Ziel war, das bestehende und oft überlastete Kanalsystem im Bereich Pasing und Laim zu entlasten und die kritischen anfallenden Mischwasserströme im Münchner Westen beziehungsweise Südwesten durch einen neuen Abwasserkanal mit einem Durchmesser von 3 m besser und effektiver abzuleiten.

Bereits 2012 wurde der erste Bauabschnitt im Bereich "Offenbachstraße" bis "Am Knie" realisiert sowie 2016 ein erstes Teilstück am "Laimer Kreisel" erfolgreich umgesetzt. Nun folgte der zweite Bauabschnitt der Kanalnetzsanierung Landsberger Straße. Mit der erfolgreichen Fertigstellung erfolgt der Lückenschluss zwischen den beiden vorangegangenen Baumaßnahmen. In Auftrag gegeben hatte die umfangreichen Arbeiten die Münchner Stadtentwässerung, der auch die Planung und Realisierung des Bauprojekts oblagen. Zu den Aufgaben der Münchner Stadtentwässerung gehören die regelmäßige Wartung und Überwachung der öffentlichen Kanäle, so dass ihre Erfahrung und das Know-how in die planerischen Überlegungen einfließen konnten. Bei der Baumaßnahme mussten aber nicht nur spezifische Faktoren der Kanalwirtschaft berücksichtig werden, sondern auch Aspekte der gesamten Infrastruktur. Denn die Landsberger Straße zählt aufgrund ihrer Lage zu den wichtigsten Verkehrsadern in München. Als eine der Hauptausfallstraßen ist sie mit je zwei Fahrspuren pro Fahrtrichtung gut ausgebaut und wird von vielen Nah- und Fernreisenden genutzt, um beispielsweise von der Autobahn zügig die Münchner Innenstadt zu erreichen. Neben Anwohnern sind viele Geschäfte, Dienstleister und Gewerbebetriebe an der Landsberger Straße beheimatet. Diese Gegebenheiten mussten bei der Planung berücksichtigt werden.

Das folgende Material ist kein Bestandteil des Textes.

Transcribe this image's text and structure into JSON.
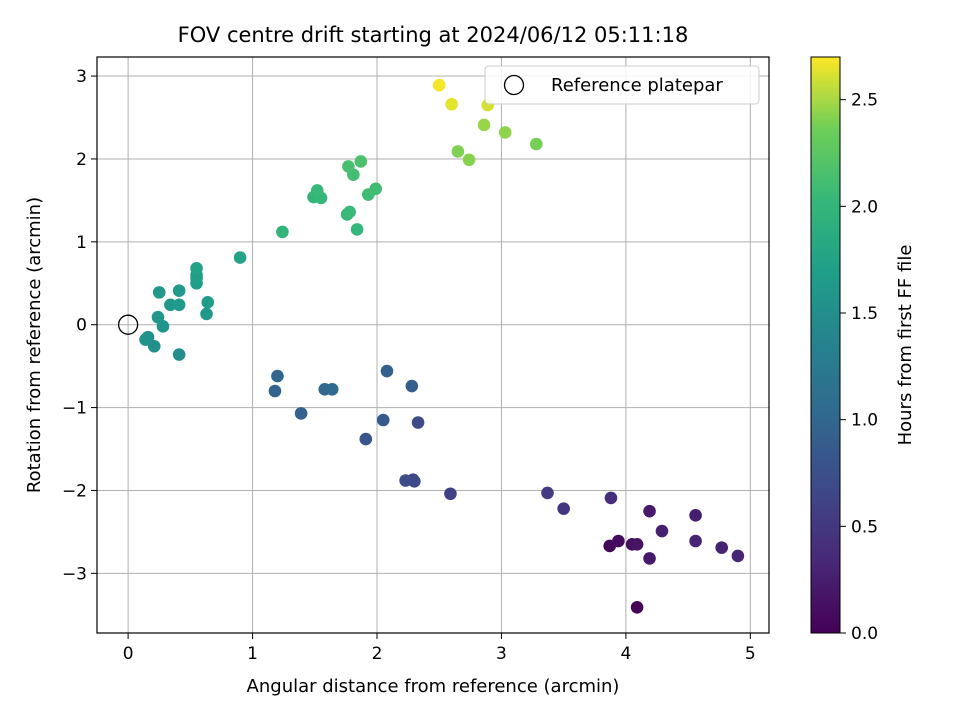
{
  "chart_data": {
    "type": "scatter",
    "title": "FOV centre drift starting at 2024/06/12 05:11:18",
    "xlabel": "Angular distance from reference (arcmin)",
    "ylabel": "Rotation from reference (arcmin)",
    "xlim": [
      -0.25,
      5.15
    ],
    "ylim": [
      -3.72,
      3.23
    ],
    "xticks": [
      0,
      1,
      2,
      3,
      4,
      5
    ],
    "yticks": [
      -3,
      -2,
      -1,
      0,
      1,
      2,
      3
    ],
    "grid": true,
    "legend": {
      "placement": "top-right",
      "entries": [
        "Reference platepar"
      ]
    },
    "reference_point": {
      "name": "Reference platepar",
      "x": 0,
      "y": 0
    },
    "colorbar": {
      "label": "Hours from first FF file",
      "colormap": "viridis",
      "range": [
        0.0,
        2.7
      ],
      "ticks": [
        "0.0",
        "0.5",
        "1.0",
        "1.5",
        "2.0",
        "2.5"
      ],
      "tick_values": [
        0.0,
        0.5,
        1.0,
        1.5,
        2.0,
        2.5
      ]
    },
    "points": [
      {
        "x": 4.09,
        "y": -3.41,
        "h": 0.02
      },
      {
        "x": 3.87,
        "y": -2.67,
        "h": 0.04
      },
      {
        "x": 3.94,
        "y": -2.61,
        "h": 0.08
      },
      {
        "x": 4.05,
        "y": -2.65,
        "h": 0.12
      },
      {
        "x": 4.09,
        "y": -2.65,
        "h": 0.16
      },
      {
        "x": 4.19,
        "y": -2.82,
        "h": 0.2
      },
      {
        "x": 4.19,
        "y": -2.25,
        "h": 0.22
      },
      {
        "x": 4.29,
        "y": -2.49,
        "h": 0.26
      },
      {
        "x": 4.56,
        "y": -2.3,
        "h": 0.24
      },
      {
        "x": 4.56,
        "y": -2.61,
        "h": 0.3
      },
      {
        "x": 4.77,
        "y": -2.69,
        "h": 0.28
      },
      {
        "x": 4.9,
        "y": -2.79,
        "h": 0.32
      },
      {
        "x": 3.88,
        "y": -2.09,
        "h": 0.4
      },
      {
        "x": 3.5,
        "y": -2.22,
        "h": 0.48
      },
      {
        "x": 3.37,
        "y": -2.03,
        "h": 0.52
      },
      {
        "x": 2.59,
        "y": -2.04,
        "h": 0.6
      },
      {
        "x": 2.29,
        "y": -1.87,
        "h": 0.64
      },
      {
        "x": 2.3,
        "y": -1.89,
        "h": 0.68
      },
      {
        "x": 2.23,
        "y": -1.88,
        "h": 0.72
      },
      {
        "x": 2.33,
        "y": -1.18,
        "h": 0.7
      },
      {
        "x": 1.91,
        "y": -1.38,
        "h": 0.82
      },
      {
        "x": 2.05,
        "y": -1.15,
        "h": 0.86
      },
      {
        "x": 2.28,
        "y": -0.74,
        "h": 0.9
      },
      {
        "x": 2.08,
        "y": -0.56,
        "h": 0.92
      },
      {
        "x": 1.39,
        "y": -1.07,
        "h": 0.94
      },
      {
        "x": 1.18,
        "y": -0.8,
        "h": 0.98
      },
      {
        "x": 1.2,
        "y": -0.62,
        "h": 1.0
      },
      {
        "x": 1.58,
        "y": -0.78,
        "h": 1.02
      },
      {
        "x": 1.64,
        "y": -0.78,
        "h": 1.04
      },
      {
        "x": 0.41,
        "y": -0.36,
        "h": 1.5
      },
      {
        "x": 0.21,
        "y": -0.26,
        "h": 1.52
      },
      {
        "x": 0.16,
        "y": -0.15,
        "h": 1.54
      },
      {
        "x": 0.14,
        "y": -0.18,
        "h": 1.56
      },
      {
        "x": 0.28,
        "y": -0.02,
        "h": 1.58
      },
      {
        "x": 0.24,
        "y": 0.09,
        "h": 1.6
      },
      {
        "x": 0.63,
        "y": 0.13,
        "h": 1.62
      },
      {
        "x": 0.34,
        "y": 0.24,
        "h": 1.6
      },
      {
        "x": 0.41,
        "y": 0.24,
        "h": 1.64
      },
      {
        "x": 0.64,
        "y": 0.27,
        "h": 1.66
      },
      {
        "x": 0.25,
        "y": 0.39,
        "h": 1.62
      },
      {
        "x": 0.41,
        "y": 0.41,
        "h": 1.64
      },
      {
        "x": 0.55,
        "y": 0.5,
        "h": 1.68
      },
      {
        "x": 0.55,
        "y": 0.56,
        "h": 1.7
      },
      {
        "x": 0.55,
        "y": 0.6,
        "h": 1.72
      },
      {
        "x": 0.55,
        "y": 0.68,
        "h": 1.74
      },
      {
        "x": 0.9,
        "y": 0.81,
        "h": 1.76
      },
      {
        "x": 1.24,
        "y": 1.12,
        "h": 1.98
      },
      {
        "x": 1.84,
        "y": 1.15,
        "h": 2.02
      },
      {
        "x": 1.76,
        "y": 1.33,
        "h": 2.04
      },
      {
        "x": 1.78,
        "y": 1.36,
        "h": 2.06
      },
      {
        "x": 1.49,
        "y": 1.54,
        "h": 2.0
      },
      {
        "x": 1.55,
        "y": 1.53,
        "h": 2.02
      },
      {
        "x": 1.52,
        "y": 1.62,
        "h": 2.04
      },
      {
        "x": 1.93,
        "y": 1.57,
        "h": 2.08
      },
      {
        "x": 1.99,
        "y": 1.64,
        "h": 2.1
      },
      {
        "x": 1.81,
        "y": 1.81,
        "h": 2.12
      },
      {
        "x": 1.77,
        "y": 1.91,
        "h": 2.14
      },
      {
        "x": 1.87,
        "y": 1.97,
        "h": 2.16
      },
      {
        "x": 2.65,
        "y": 2.09,
        "h": 2.4
      },
      {
        "x": 2.74,
        "y": 1.99,
        "h": 2.42
      },
      {
        "x": 3.28,
        "y": 2.18,
        "h": 2.38
      },
      {
        "x": 3.03,
        "y": 2.32,
        "h": 2.44
      },
      {
        "x": 2.86,
        "y": 2.41,
        "h": 2.46
      },
      {
        "x": 2.89,
        "y": 2.65,
        "h": 2.6
      },
      {
        "x": 2.6,
        "y": 2.66,
        "h": 2.64
      },
      {
        "x": 2.5,
        "y": 2.89,
        "h": 2.68
      }
    ]
  }
}
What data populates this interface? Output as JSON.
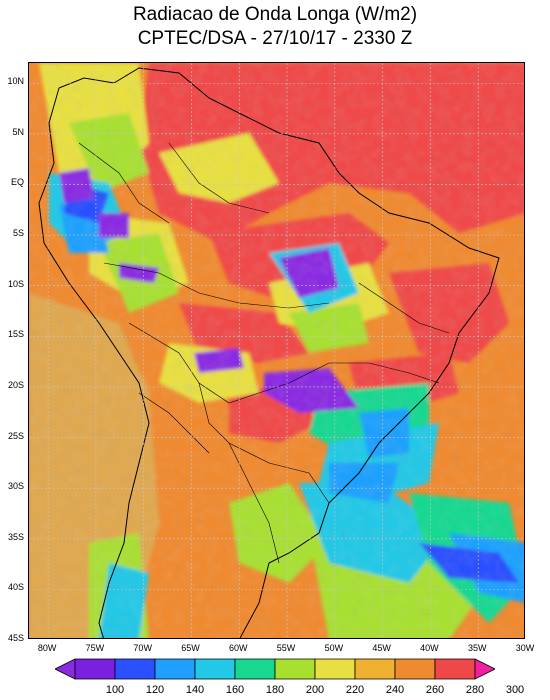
{
  "header": {
    "title_line1": "Radiacao de Onda Longa (W/m2)",
    "title_line2": "CPTEC/DSA - 27/10/17 - 2330 Z"
  },
  "axes": {
    "lat_labels": [
      "10N",
      "5N",
      "EQ",
      "5S",
      "10S",
      "15S",
      "20S",
      "25S",
      "30S",
      "35S",
      "40S",
      "45S"
    ],
    "lat_values": [
      10,
      5,
      0,
      -5,
      -10,
      -15,
      -20,
      -25,
      -30,
      -35,
      -40,
      -45
    ],
    "lon_labels": [
      "80W",
      "75W",
      "70W",
      "65W",
      "60W",
      "55W",
      "50W",
      "45W",
      "40W",
      "35W",
      "30W"
    ],
    "lon_values": [
      -80,
      -75,
      -70,
      -65,
      -60,
      -55,
      -50,
      -45,
      -40,
      -35,
      -30
    ],
    "lat_range": [
      -45,
      12
    ],
    "lon_range": [
      -82,
      -30
    ]
  },
  "colorbar": {
    "labels": [
      "100",
      "120",
      "140",
      "160",
      "180",
      "200",
      "220",
      "240",
      "260",
      "280",
      "300"
    ],
    "colors": [
      "#8a2be2",
      "#7a20e0",
      "#2a50ff",
      "#1fa0ff",
      "#22c8e6",
      "#18d890",
      "#a8e030",
      "#e8e040",
      "#f0b030",
      "#f08a30",
      "#f04848",
      "#f020a0"
    ]
  },
  "map": {
    "background_color": "#f08a30",
    "grid": true,
    "colors": {
      "warm_orange": "#f08a30",
      "hot_red": "#f04848",
      "sand": "#e0a850",
      "yellow": "#e8e040",
      "green": "#a8e030",
      "teal": "#18d890",
      "cyan": "#22c8e6",
      "blue": "#1fa0ff",
      "deep_blue": "#2a50ff",
      "purple": "#8a2be2"
    }
  }
}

Aufgrund stichhaltiger Argumente fiel frühzeitig die Entscheidung für eine Realisierung im Vortriebsverfahren. Bei einer offenen Bauweise hätte die Landsberger Straße einseitig gesperrt werden müssen, da für die Herstellung des Sammelkanals große linienförmige Baugruben mit großer Längsausdehnung notwendig gewesen wären, inklusive der Verlegung der Stahlbetonrohre in einer Tiefe von bis zu 9 Metern. Das hätte nicht nur eine erhebliche Verkehrseinschränkung bedeutet, sondern auch eine hohe Belastung durch Schmutz und Lärm. Das Blockieren von Zuwegungen zu Gewerbebetrieben und Wohneinheiten, die notwendige Verlegung von Bushaltestellen und Ampelanlagen oder das um ein Vielfaches höhere Fällen von Baumbeständen (etwa 180 Bäume) entlang der Strecke wären weitere unerwünschte Begleiterscheinungen gewesen.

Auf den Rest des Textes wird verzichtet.